The image of my apartment hits me hard, the shredded cushions, the open fridge, the empty cage tipped sideways like a joke. I taste copper again, not from blood, from panic.
My mouth moves before caution can stop it.
“Did you break into my apartment?”
The question slices through the room.
Heads turn fully now. A few Saints shift their stance, tension rising like heat.
Carmen doesn’t blink. “Excuse me?”
“White rose,” I say, locking my gaze on hers. “Cute touch.”
For the first time something changes in her eyes.
Not guilt.
Not fear.
Annoyance.
Like I moved a piece on the board she didn’t expect me to reach.
She studies me the way you study an enemy you didn’t plan for. “If I wanted to destroy you,” she says calmly, “you wouldn’t be standing here.”
I step closer. “My bird was taken,” I say, voice tight. “My apartment trashed. The gifts gone.”

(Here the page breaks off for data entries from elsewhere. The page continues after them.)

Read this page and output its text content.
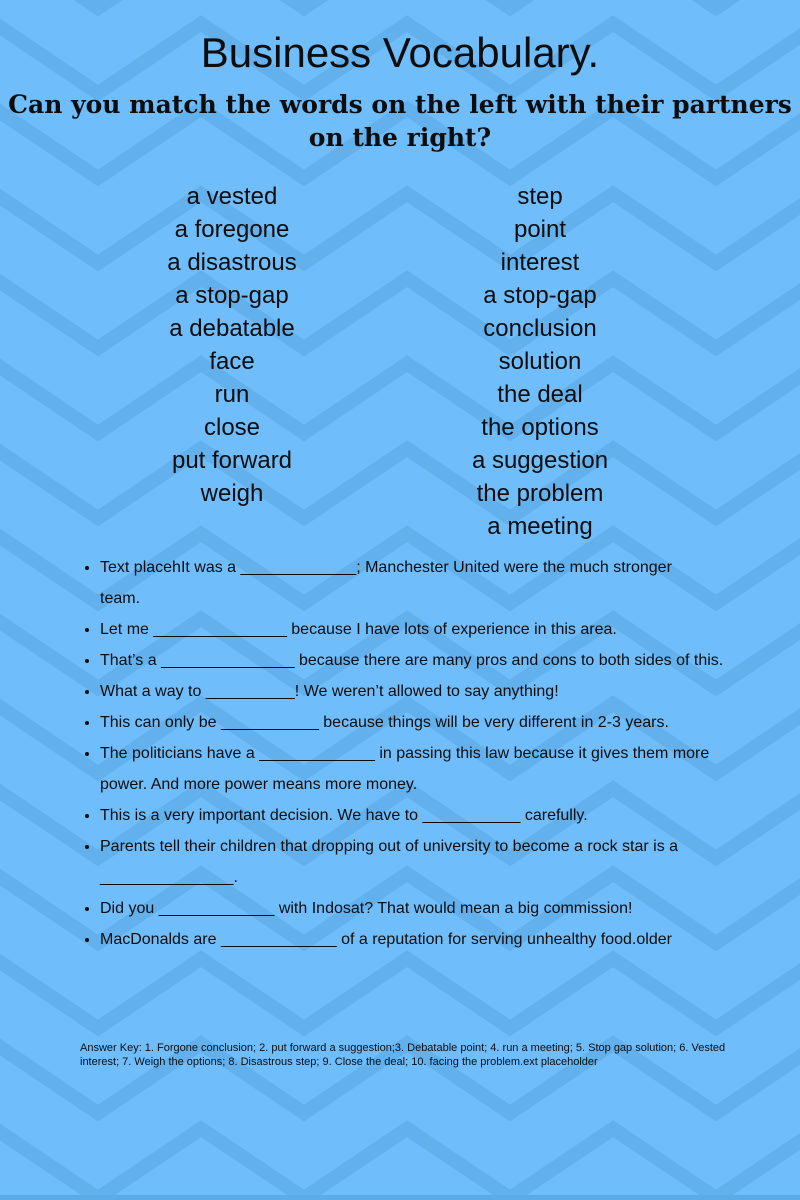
Business Vocabulary.
Can you match the words on the left with their partners
on the right?
a vested
a foregone
a disastrous
a stop-gap
a debatable
face
run
close
put forward
weigh
step
point
interest
a stop-gap
conclusion
solution
the deal
the options
a suggestion
the problem
a meeting
• Text placehIt was a _____________; Manchester United were the much stronger
team.
• Let me _______________ because I have lots of experience in this area.
• That’s a _______________ because there are many pros and cons to both sides of this.
• What a way to __________! We weren’t allowed to say anything!
• This can only be ___________ because things will be very different in 2-3 years.
• The politicians have a _____________ in passing this law because it gives them more
power. And more power means more money.
• This is a very important decision. We have to ___________ carefully.
• Parents tell their children that dropping out of university to become a rock star is a
_______________.
• Did you _____________ with Indosat? That would mean a big commission!
• MacDonalds are _____________ of a reputation for serving unhealthy food.older
Answer Key: 1. Forgone conclusion; 2. put forward a suggestion;3. Debatable point; 4. run a meeting; 5. Stop gap solution; 6. Vested
interest; 7. Weigh the options; 8. Disastrous step; 9. Close the deal; 10. facing the problem.ext placeholder
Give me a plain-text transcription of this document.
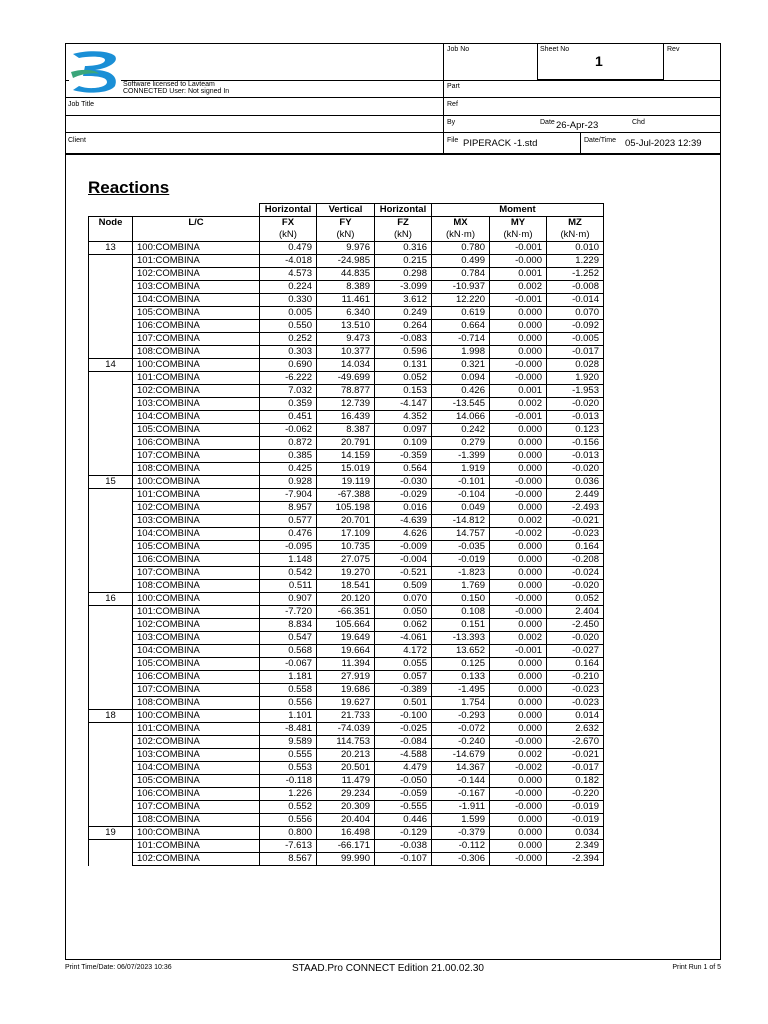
Software licensed to Lavteam
CONNECTED User: Not signed In
Job No	Sheet No
1
Rev
Part
Ref
Job Title
By	Date 26-Apr-23	Chd
Client	File PIPERACK -1.std	Date/Time 05-Jul-2023 12:39
Reactions
		Horizontal	Vertical	Horizontal	Moment		
Node	L/C	FX	FY	FZ	MX	MY	MZ
		(kN)	(kN)	(kN)	(kN·m)	(kN·m)	(kN·m)
13	100:COMBINA	0.479	9.976	0.316	0.780	-0.001	0.010
	101:COMBINA	-4.018	-24.985	0.215	0.499	-0.000	1.229
	102:COMBINA	4.573	44.835	0.298	0.784	0.001	-1.252
	103:COMBINA	0.224	8.389	-3.099	-10.937	0.002	-0.008
	104:COMBINA	0.330	11.461	3.612	12.220	-0.001	-0.014
	105:COMBINA	0.005	6.340	0.249	0.619	0.000	0.070
	106:COMBINA	0.550	13.510	0.264	0.664	0.000	-0.092
	107:COMBINA	0.252	9.473	-0.083	-0.714	0.000	-0.005
	108:COMBINA	0.303	10.377	0.596	1.998	0.000	-0.017
14	100:COMBINA	0.690	14.034	0.131	0.321	-0.000	0.028
	101:COMBINA	-6.222	-49.699	0.052	0.094	-0.000	1.920
	102:COMBINA	7.032	78.877	0.153	0.426	0.001	-1.953
	103:COMBINA	0.359	12.739	-4.147	-13.545	0.002	-0.020
	104:COMBINA	0.451	16.439	4.352	14.066	-0.001	-0.013
	105:COMBINA	-0.062	8.387	0.097	0.242	0.000	0.123
	106:COMBINA	0.872	20.791	0.109	0.279	0.000	-0.156
	107:COMBINA	0.385	14.159	-0.359	-1.399	0.000	-0.013
	108:COMBINA	0.425	15.019	0.564	1.919	0.000	-0.020
15	100:COMBINA	0.928	19.119	-0.030	-0.101	-0.000	0.036
	101:COMBINA	-7.904	-67.388	-0.029	-0.104	-0.000	2.449
	102:COMBINA	8.957	105.198	0.016	0.049	0.000	-2.493
	103:COMBINA	0.577	20.701	-4.639	-14.812	0.002	-0.021
	104:COMBINA	0.476	17.109	4.626	14.757	-0.002	-0.023
	105:COMBINA	-0.095	10.735	-0.009	-0.035	0.000	0.164
	106:COMBINA	1.148	27.075	-0.004	-0.019	0.000	-0.208
	107:COMBINA	0.542	19.270	-0.521	-1.823	0.000	-0.024
	108:COMBINA	0.511	18.541	0.509	1.769	0.000	-0.020
16	100:COMBINA	0.907	20.120	0.070	0.150	-0.000	0.052
	101:COMBINA	-7.720	-66.351	0.050	0.108	-0.000	2.404
	102:COMBINA	8.834	105.664	0.062	0.151	0.000	-2.450
	103:COMBINA	0.547	19.649	-4.061	-13.393	0.002	-0.020
	104:COMBINA	0.568	19.664	4.172	13.652	-0.001	-0.027
	105:COMBINA	-0.067	11.394	0.055	0.125	0.000	0.164
	106:COMBINA	1.181	27.919	0.057	0.133	0.000	-0.210
	107:COMBINA	0.558	19.686	-0.389	-1.495	0.000	-0.023
	108:COMBINA	0.556	19.627	0.501	1.754	0.000	-0.023
18	100:COMBINA	1.101	21.733	-0.100	-0.293	0.000	0.014
	101:COMBINA	-8.481	-74.039	-0.025	-0.072	0.000	2.632
	102:COMBINA	9.589	114.753	-0.084	-0.240	-0.000	-2.670
	103:COMBINA	0.555	20.213	-4.588	-14.679	0.002	-0.021
	104:COMBINA	0.553	20.501	4.479	14.367	-0.002	-0.017
	105:COMBINA	-0.118	11.479	-0.050	-0.144	0.000	0.182
	106:COMBINA	1.226	29.234	-0.059	-0.167	-0.000	-0.220
	107:COMBINA	0.552	20.309	-0.555	-1.911	-0.000	-0.019
	108:COMBINA	0.556	20.404	0.446	1.599	0.000	-0.019
19	100:COMBINA	0.800	16.498	-0.129	-0.379	0.000	0.034
	101:COMBINA	-7.613	-66.171	-0.038	-0.112	0.000	2.349
	102:COMBINA	8.567	99.990	-0.107	-0.306	-0.000	-2.394
Print Time/Date: 06/07/2023 10:36	STAAD.Pro CONNECT Edition 21.00.02.30	Print Run 1 of 5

“The gifts?” Carmen repeats lightly, making it sound like I’m whining about a missing handbag. “How tragic.”
“You know exactly what I’m talking about.”
“And you think I’d risk the club’s reputation over petty jealousy?” she asks, voice sweet while her eyes sharpen.
“Yes.”
It slips out blunt and unpretty.
Her smile vanishes.
The air shifts.
Carmen’s face goes blank in a way that’s almost scarier than anger. “You think I give a damn about you?” she asks.
“You pretend you don’t care too much,” I shoot back.
She doesn’t warn me.
She swings.
Her fist connects with my cheek fast and clean, crack echoing through the clubhouse like a gunshot. Pain explodes along my jaw, bright and immediate. I taste copper as my teeth cut the inside of my lip.
I stagger back a step, head snapping to the side.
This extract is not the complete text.